Malheureusement, les temps ont changé ici sur l’île, le travail se fait plus rare et n’est plus aussi bien payé, mais Ahmed n’a pas eu le choix de venir s’y installer, pour échapper à la situation de son pays, la Syrie. Par pudeur, ou par peur de rappeler à cet homme des souvenirs funestes qu’il est préférable parfois d’oublier, je cesse de lui poser des questions. Ce qu’il veut me dire, rajouter à son récit, il me le dira lui-même.
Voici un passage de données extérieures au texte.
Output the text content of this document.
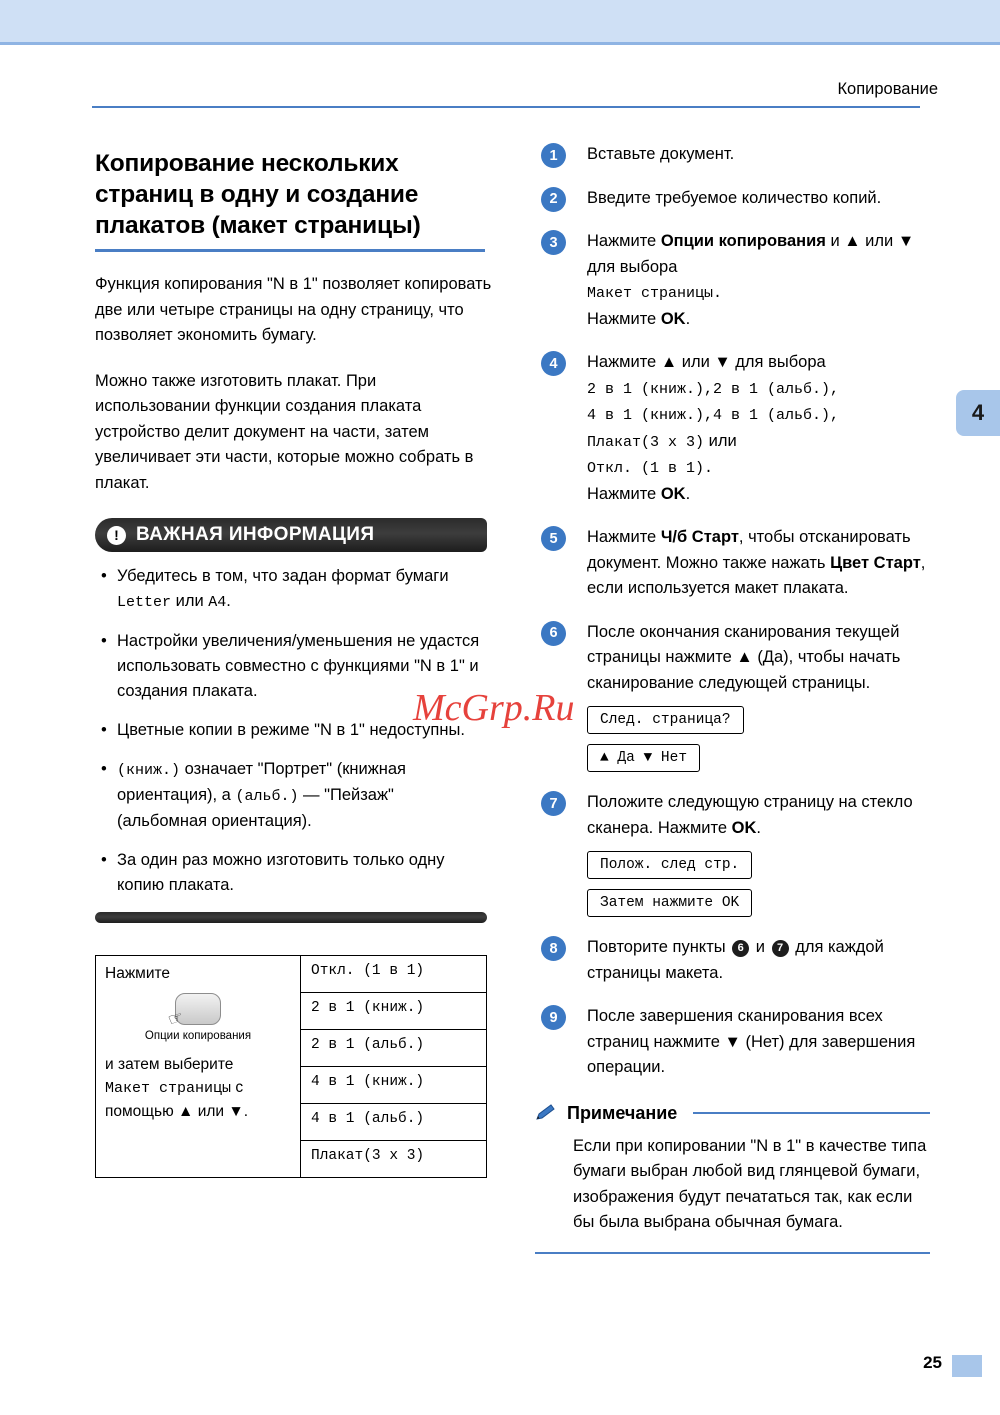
Копирование
4
Копирование нескольких страниц в одну и создание плакатов (макет страницы)

Функция копирования "N в 1" позволяет копировать две или четыре страницы на одну страницу, что позволяет экономить бумагу.

Можно также изготовить плакат. При использовании функции создания плаката устройство делит документ на части, затем увеличивает эти части, которые можно собрать в плакат.

! ВАЖНАЯ ИНФОРМАЦИЯ
• Убедитесь в том, что задан формат бумаги Letter или A4.
• Настройки увеличения/уменьшения не удастся использовать совместно с функциями "N в 1" и создания плаката.
• Цветные копии в режиме "N в 1" недоступны.
• (книж.) означает "Портрет" (книжная ориентация), а (альб.) — "Пейзаж" (альбомная ориентация).
• За один раз можно изготовить только одну копию плаката.
Нажмите
☞
Опции копирования
и затем выберите
Макет страницы с помощью ▲ или ▼.
	Откл. (1 в 1)
2 в 1 (книж.)
2 в 1 (альб.)
4 в 1 (книж.)
4 в 1 (альб.)
Плакат(3 x 3)
1	Вставьте документ.
2	Введите требуемое количество копий.
3	Нажмите Опции копирования и ▲ или ▼ для выбора
Макет страницы.
Нажмите OK.
4	Нажмите ▲ или ▼ для выбора
2 в 1 (книж.),2 в 1 (альб.),
4 в 1 (книж.),4 в 1 (альб.),
Плакат(3 x 3) или
Откл. (1 в 1).
Нажмите OK.
5	Нажмите Ч/б Старт, чтобы отсканировать документ. Можно также нажать Цвет Старт, если используется макет плаката.
6	После окончания сканирования текущей страницы нажмите ▲ (Да), чтобы начать сканирование следующей страницы.
След. страница?
▲ Да ▼ Нет
7	Положите следующую страницу на стекло сканера. Нажмите OK.
Полож. след стр.
Затем нажмите OK
8	Повторите пункты 6 и 7 для каждой страницы макета.
9	После завершения сканирования всех страниц нажмите ▼ (Нет) для завершения операции.
Примечание
Если при копировании "N в 1" в качестве типа бумаги выбран любой вид глянцевой бумаги, изображения будут печататься так, как если бы была выбрана обычная бумага.
McGrp.Ru
25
Ahmed sort de la poche arrière de son pantalon de sport une carte en plastique qu’il me tend, et ajoute : « I don’t have a passport, I have only this ». Un permis temporaire de séjour.

Ahmed est un réfugié syrien. Il a quitté son pays il y a quatre ans, peu après que la crise a éclaté. En Syrie, il était riche, possédait deux maisons, une voiture, avait une situation, une vie. Et puis, « Boum, boum ». Et plus rien. Il ne sait pas ce qu’il reste là-bas, il sait juste qu’il n’a plus rien. Ahmed marque de longues pauses, ses yeux sont humides, masqués dans la fumée de sa cigarette.

Peut-être qu’il y retournera après la guerre, mais quand ? Sa famille a elle aussi fui les désastres, en tout cas ceux qui ont pu, car les autres, ceux qui sont restés, il n’en parle pas. Il énumère la diaspora de sa grande fratrie : un frère est à Dubai, deux sont à Istanbul, une sœur en Allemagne, une autre en Belgique, un frère ici à Chypre. Mais ses quatre derniers, eux non plus, il n’en parle pas.

Ahmed garde néanmoins foi en l’humanité, considère que les maux du monde ne peuvent se soigner par la violence, mais par la tolérance et les actions solidaires. Musulmans, chrétiens, juifs, quelles différences après tout ? Les rites changent, pas Dieu.

La conversation se poursuit quelques temps encore, jusqu’à ce que nous partions nous coucher, vers minuit. Une heure inhabituelle pour Ahmed.